I delivered a keynote presentation at Tableau’s Customer Conference last week. Several people at the conference expressed appreciation for the insights contained in one of my slides in particular, so I thought I’d share it here in my blog.
Here’s what I said while showing this slide:
The industry that has claimed responsibility for helping organizations get real value from information goes by the name “business intelligence.” This term was originally coined by Hans Peter Luhn, an IBM researcher, way back in 1958. Luhn defined business intelligence as “the ability to apprehend the interrelationships of presented facts in such a way as to guide action towards a desired goal.” The term didn’t catch on, however, until sometime after Howard Dresner, best known for his work at Gartner, used it again to breathe new life into to the data warehousing industry. Dresner defined the term as “concepts and methods to improve business decision making using fact-based support systems.”
Contained in these early definitions was the seed of an inspiring vision that caused people like me to imagine a better world, but the business intelligence industry has done little to help us achieve the vision of the people who coined the term.
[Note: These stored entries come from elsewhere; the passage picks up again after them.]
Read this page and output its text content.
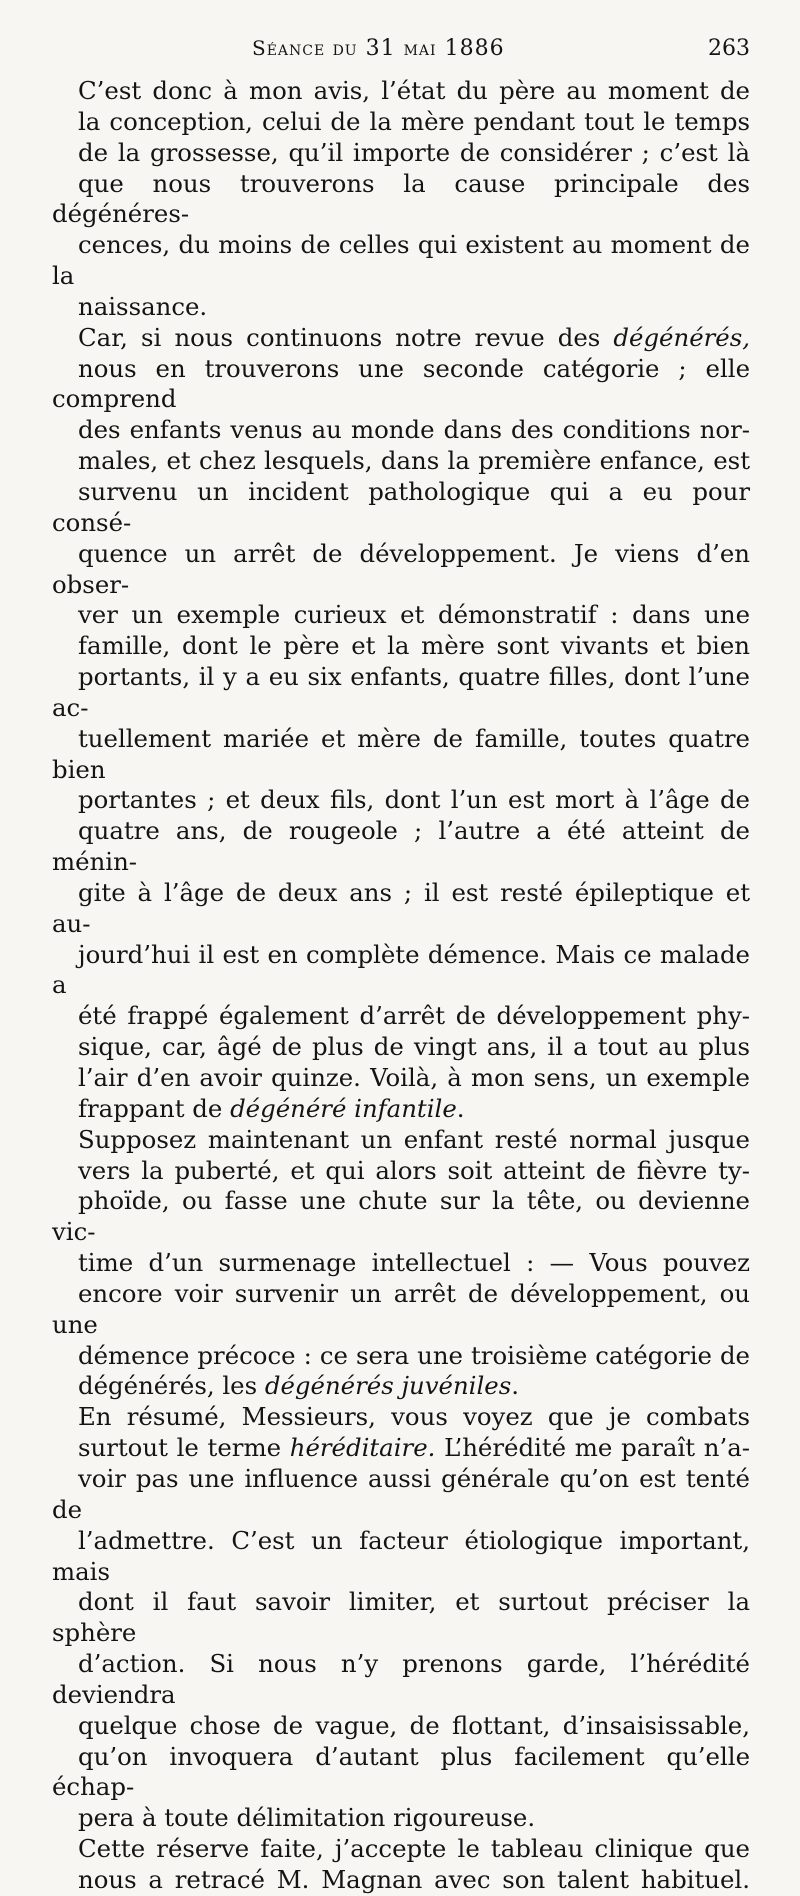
Séance du 31 mai 1886	263

C’est donc à mon avis, l’état du père au moment de
la conception, celui de la mère pendant tout le temps
de la grossesse, qu’il importe de considérer ; c’est là
que nous trouverons la cause principale des dégénéres-
cences, du moins de celles qui existent au moment de la
naissance.

Car, si nous continuons notre revue des dégénérés,
nous en trouverons une seconde catégorie ; elle comprend
des enfants venus au monde dans des conditions nor-
males, et chez lesquels, dans la première enfance, est
survenu un incident pathologique qui a eu pour consé-
quence un arrêt de développement. Je viens d’en obser-
ver un exemple curieux et démonstratif : dans une
famille, dont le père et la mère sont vivants et bien
portants, il y a eu six enfants, quatre filles, dont l’une ac-
tuellement mariée et mère de famille, toutes quatre bien
portantes ; et deux fils, dont l’un est mort à l’âge de
quatre ans, de rougeole ; l’autre a été atteint de ménin-
gite à l’âge de deux ans ; il est resté épileptique et au-
jourd’hui il est en complète démence. Mais ce malade a
été frappé également d’arrêt de développement phy-
sique, car, âgé de plus de vingt ans, il a tout au plus
l’air d’en avoir quinze. Voilà, à mon sens, un exemple
frappant de dégénéré infantile.

Supposez maintenant un enfant resté normal jusque
vers la puberté, et qui alors soit atteint de fièvre ty-
phoïde, ou fasse une chute sur la tête, ou devienne vic-
time d’un surmenage intellectuel : — Vous pouvez
encore voir survenir un arrêt de développement, ou une
démence précoce : ce sera une troisième catégorie de
dégénérés, les dégénérés juvéniles.

En résumé, Messieurs, vous voyez que je combats
surtout le terme héréditaire. L’hérédité me paraît n’a-
voir pas une influence aussi générale qu’on est tenté de
l’admettre. C’est un facteur étiologique important, mais
dont il faut savoir limiter, et surtout préciser la sphère
d’action. Si nous n’y prenons garde, l’hérédité deviendra
quelque chose de vague, de flottant, d’insaisissable,
qu’on invoquera d’autant plus facilement qu’elle échap-
pera à toute délimitation rigoureuse.

Cette réserve faite, j’accepte le tableau clinique que
nous a retracé M. Magnan avec son talent habituel.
When Thornton May was interviewing people for his book “The New Know”, he asked a prominent venture capitalist known for his 360-degree view of the technology industry what he thought of when he heard the phrase business intelligence. His response was “big software, little analysis.” Sadly, his response rings true.
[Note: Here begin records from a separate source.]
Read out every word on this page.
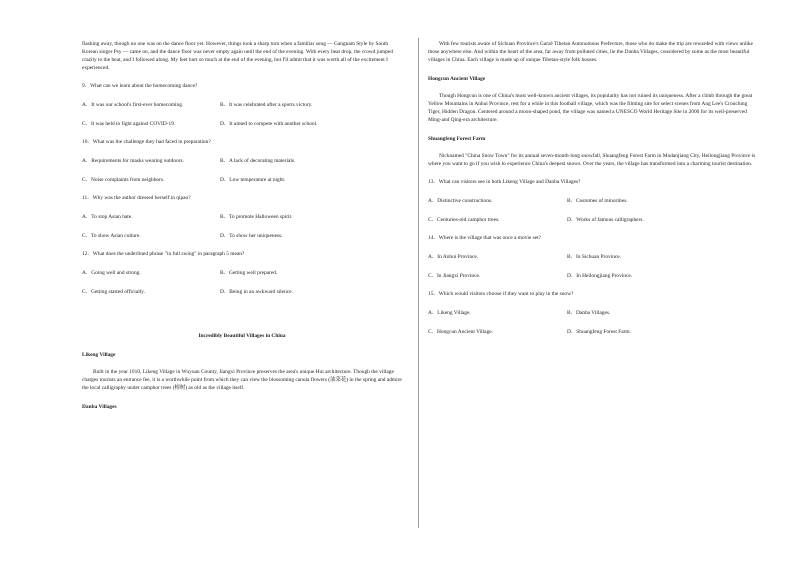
flashing away, though no one was on the dance floor yet. However, things took a sharp turn when a familiar song — Gangnam Style by South Korean singer Psy — came on, and the dance floor was never empty again until the end of the evening. With every beat drop, the crowd jumped crazily to the beat, and I followed along. My feet hurt so much at the end of the evening, but I'll admit that it was worth all of the excitement I experienced.

9．What can we learn about the homecoming dance?
A．It was our school's first-ever homecoming.	B．It was celebrated after a sports victory.
C．It was held to fight against COVID-19.	D．It aimed to compete with another school.
10．What was the challenge they had faced in preparation?
A．Requirements for masks wearing outdoors.	B．A lack of decorating materials.
C．Noise complaints from neighbors.	D．Low temperature at night.
11．Why was the author dressed herself in qipao?
A．To stop Asian hate.	B．To promote Halloween spirit.
C．To show Asian culture.	D．To show her uniqueness.
12．What does the underlined phrase "in full swing" in paragraph 5 mean?
A．Going well and strong.	B．Getting well prepared.
C．Getting started officially.	D．Being in an awkward silence.
Incredibly Beautiful Villages in China
Likeng Village

Built in the year 1010, Likeng Village in Wuyuan County, Jiangxi Province preserves the area's unique Hui architecture. Though the village charges tourists an entrance fee, it is a worthwhile point from which they can view the blossoming canola flowers (油菜花) in the spring and admire the local calligraphy under camphor trees (樟树) as old as the village itself.

Danba Villages

With few tourists aware of Sichuan Province's Garzê Tibetan Autonomous Prefecture, those who do make the trip are rewarded with views unlike those anywhere else. And within the heart of the area, far away from polluted cities, lie the Danba Villages, considered by some as the most beautiful villages in China. Each village is made up of unique Tibetan-style folk houses.

Hongcun Ancient Village

Though Hongcun is one of China's most well-known ancient villages, its popularity has not ruined its uniqueness. After a climb through the great Yellow Mountains in Anhui Province, rest for a while in this football village, which was the filming site for select scenes from Ang Lee's Crouching Tiger, Hidden Dragon. Centered around a moon-shaped pond, the village was named a UNESCO World Heritage Site in 2000 for its well-preserved Ming-and Qing-era architecture.

Shuangfeng Forest Farm

Nicknamed "China Snow Town" for its annual seven-month-long snowfall, Shuangfeng Forest Farm in Mudanjiang City, Heilongjiang Province is where you want to go if you wish to experience China's deepest snows. Over the years, the village has transformed into a charming tourist destination.

13．What can visitors see in both Likeng Village and Danba Villages?
A．Distinctive constructions.	B．Costumes of minorities.
C．Centuries-old camphor trees.	D．Works of famous calligraphers.
14．Where is the village that was once a movie set?
A．In Anhui Province.	B．In Sichuan Province.
C．In Jiangxi Province.	D．In Heilongjiang Province.
15．Which would visitors choose if they want to play in the snow?
A．Likeng Village.	B．Danba Villages.
C．Hongcun Ancient Village.	D．Shuangfeng Forest Farm.
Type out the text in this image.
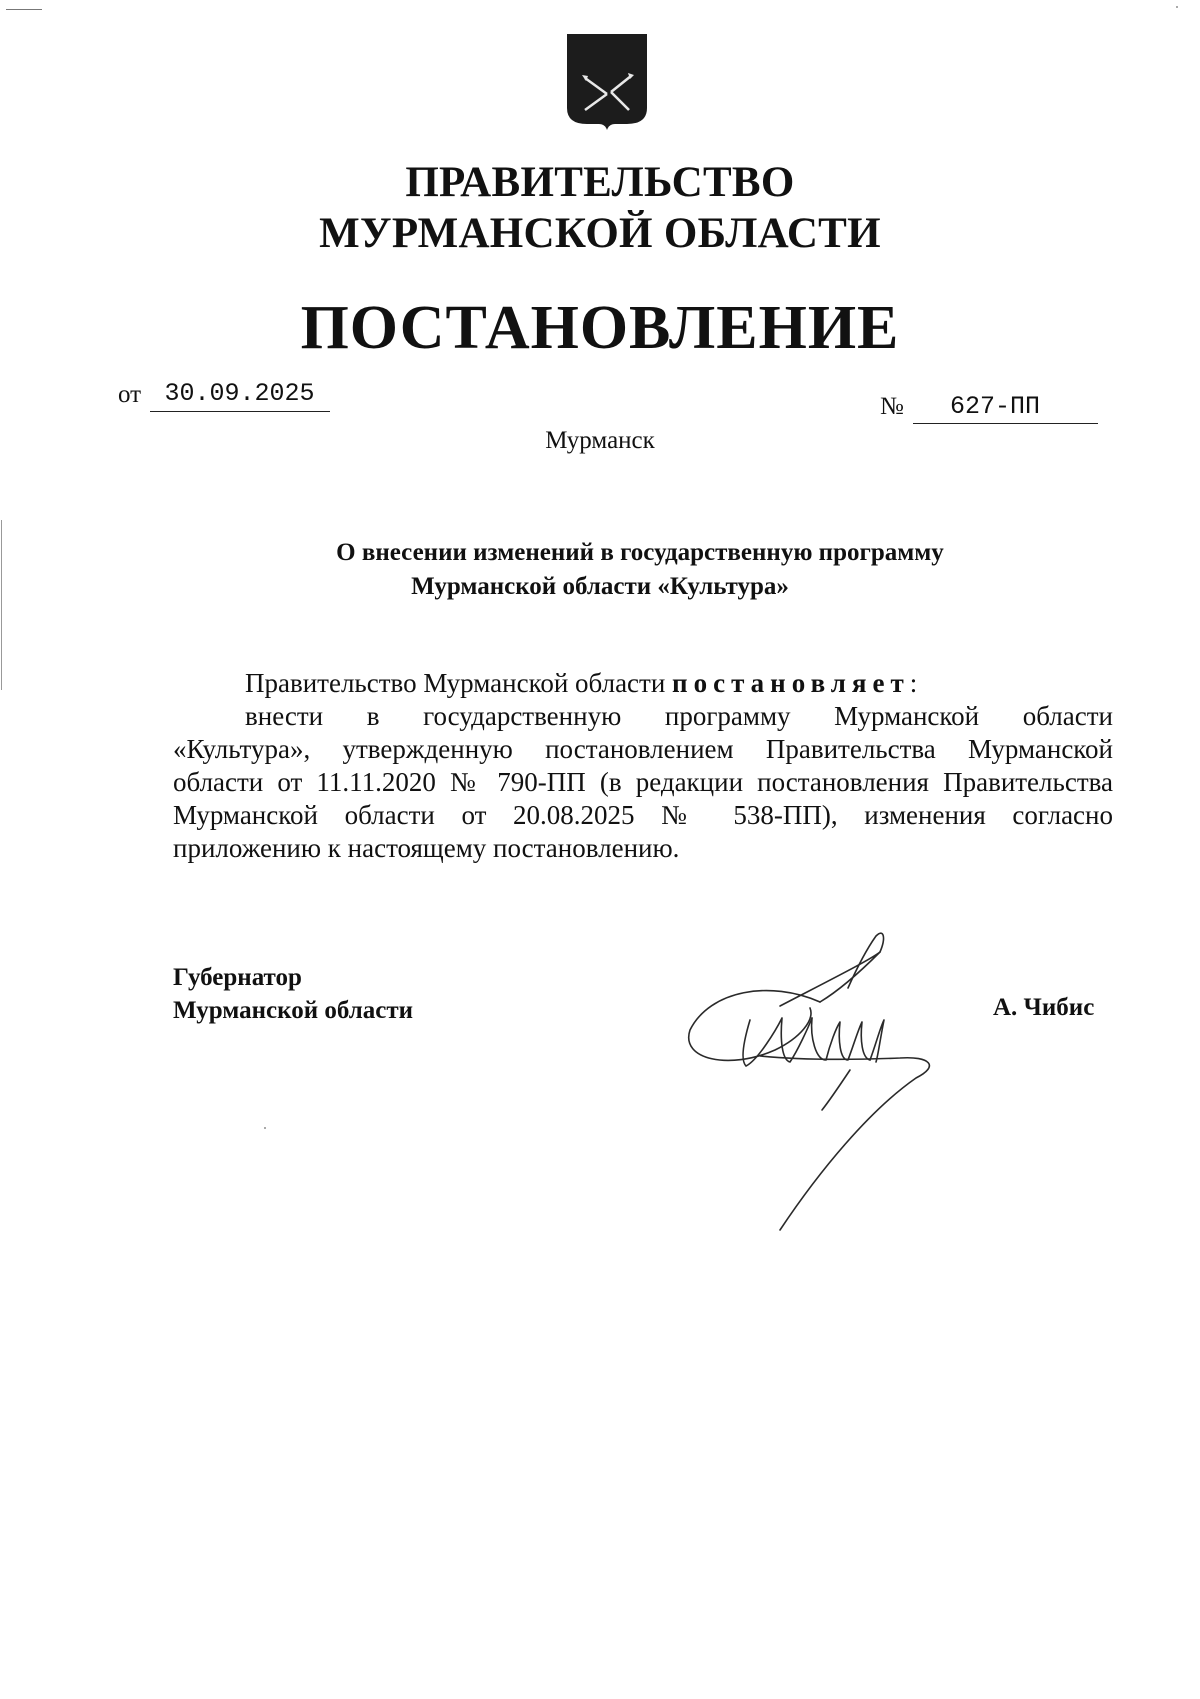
ПРАВИТЕЛЬСТВО
МУРМАНСКОЙ ОБЛАСТИ
ПОСТАНОВЛЕНИЕ
от 30.09.2025	№	627-ПП
Мурманск
О внесении изменений в государственную программу
Мурманской области «Культура»
Правительство Мурманской области постановляет:
внести в государственную программу Мурманской области
«Культура», утвержденную постановлением Правительства Мурманской
области от 11.11.2020 № 790-ПП (в редакции постановления Правительства
Мурманской области от 20.08.2025 № 538-ПП), изменения согласно
приложению к настоящему постановлению.
Губернатор
Мурманской области	А. Чибис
In the 1990s, the data warehousing industry, which had become lackluster due to its many failures and the inability of thought leaders and vendors to tell us anything new and worthwhile, promoted the term business intelligence (BI) as its new rallying cry. It was used as a marketing campaign to rekindle interest in old technologies, but did little to change the course of events. The industry continued to focus on building the infrastructure of data rather than the tools and methods that are needed to actually use data. Until this day the BI industry still focuses on collecting, cleaning, transforming, integrating, storing, and reporting data, but the activities that actually make sense of information and use it to support better decisions have remained behind a wall that they’ve failed to scale and have never seriously tried to scale. For information to be useful, we must explore it, analyze it, communicate it, monitor it, and use it to predict the future, but the BI industry’s attempts to support these activities with few exceptions have been tragically comical. The technology-centric, engineering-oriented perspective and skill set that has allowed the industry to build an information infrastructure is not what’s needed to support data sensemaking. To use the data that we’ve amassed, a human-centric, design-oriented perspective and skill set is needed.
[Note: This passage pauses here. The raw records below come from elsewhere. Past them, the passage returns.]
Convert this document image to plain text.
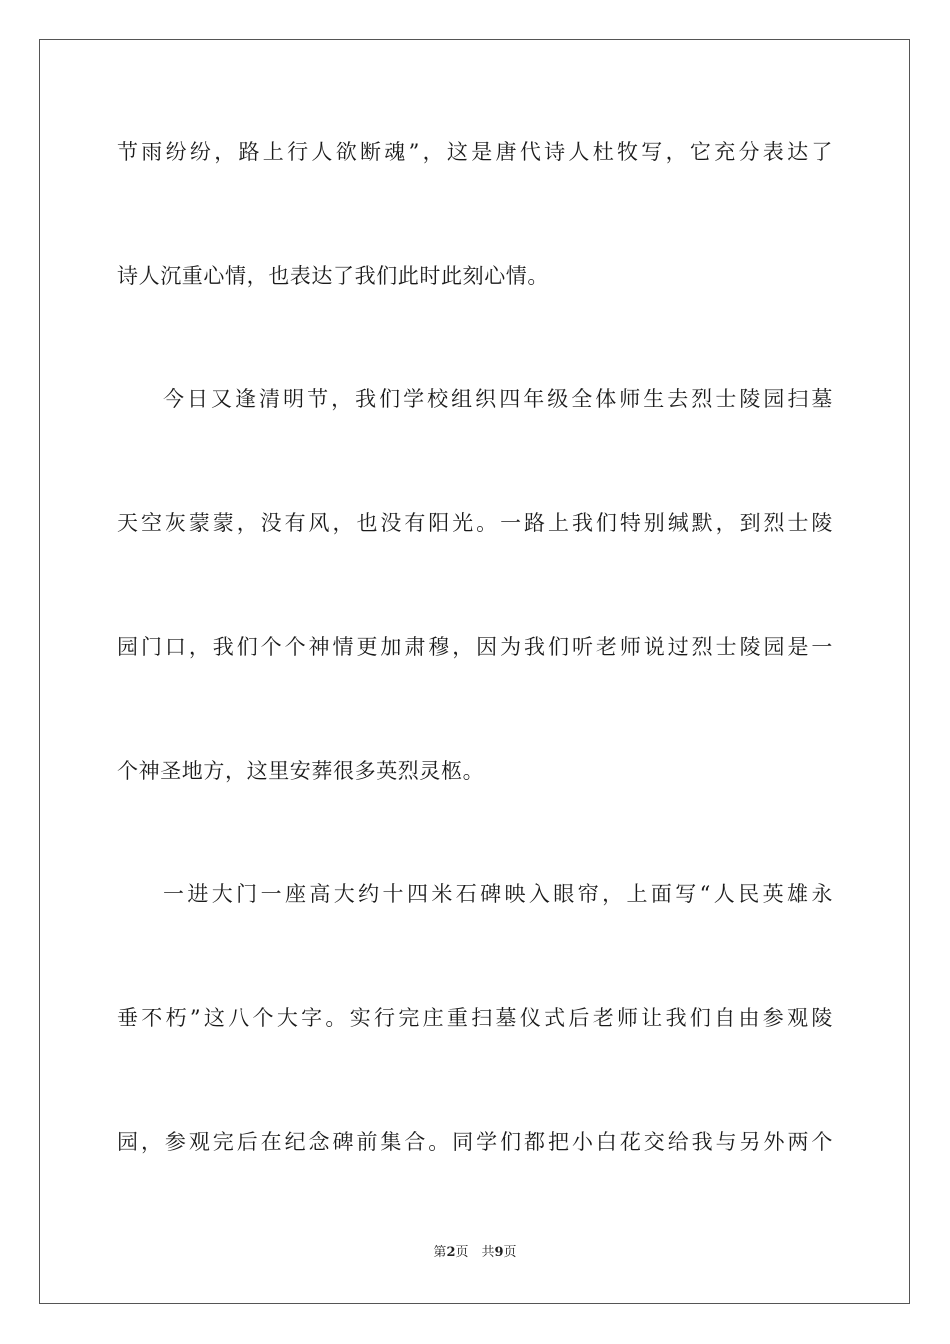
节雨纷纷，路上行人欲断魂”，这是唐代诗人杜牧写，它充分表达了
诗人沉重心情，也表达了我们此时此刻心情。
今日又逢清明节，我们学校组织四年级全体师生去烈士陵园扫墓
天空灰蒙蒙，没有风，也没有阳光。一路上我们特别缄默，到烈士陵
园门口，我们个个神情更加肃穆，因为我们听老师说过烈士陵园是一
个神圣地方，这里安葬很多英烈灵柩。
一进大门一座高大约十四米石碑映入眼帘，上面写“人民英雄永
垂不朽”这八个大字。实行完庄重扫墓仪式后老师让我们自由参观陵
园，参观完后在纪念碑前集合。同学们都把小白花交给我与另外两个
第2页　共9页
All of the traditional BI software vendors and most of the industry’s thought leaders are stuck on the left side of the wall. The software vendors that are providing effective data sensemaking solutions—those that make it possible to work in the realm of analytics on the right side of the wall—have come from outside the traditional BI marketplace. Vendors like Tableau, TIBCO Spotfire, Panopticon, Advisor Solutions, and SAS tend to either be spin-offs of university research or companies that have ventured into the BI marketplace from a long history of work in statistics. Traditional BI software vendors and the scores of recent start-ups that emulate them can choose to climb the wall, but it won’t be easy. They’ll need to rebuild their approach from the ground up. Unfortunately, most of them don’t even realize that their attempts to provide data sensemaking solutions are embarrassingly uninformed and ineffective. Until they see the wall, they’ll never learn to scale it.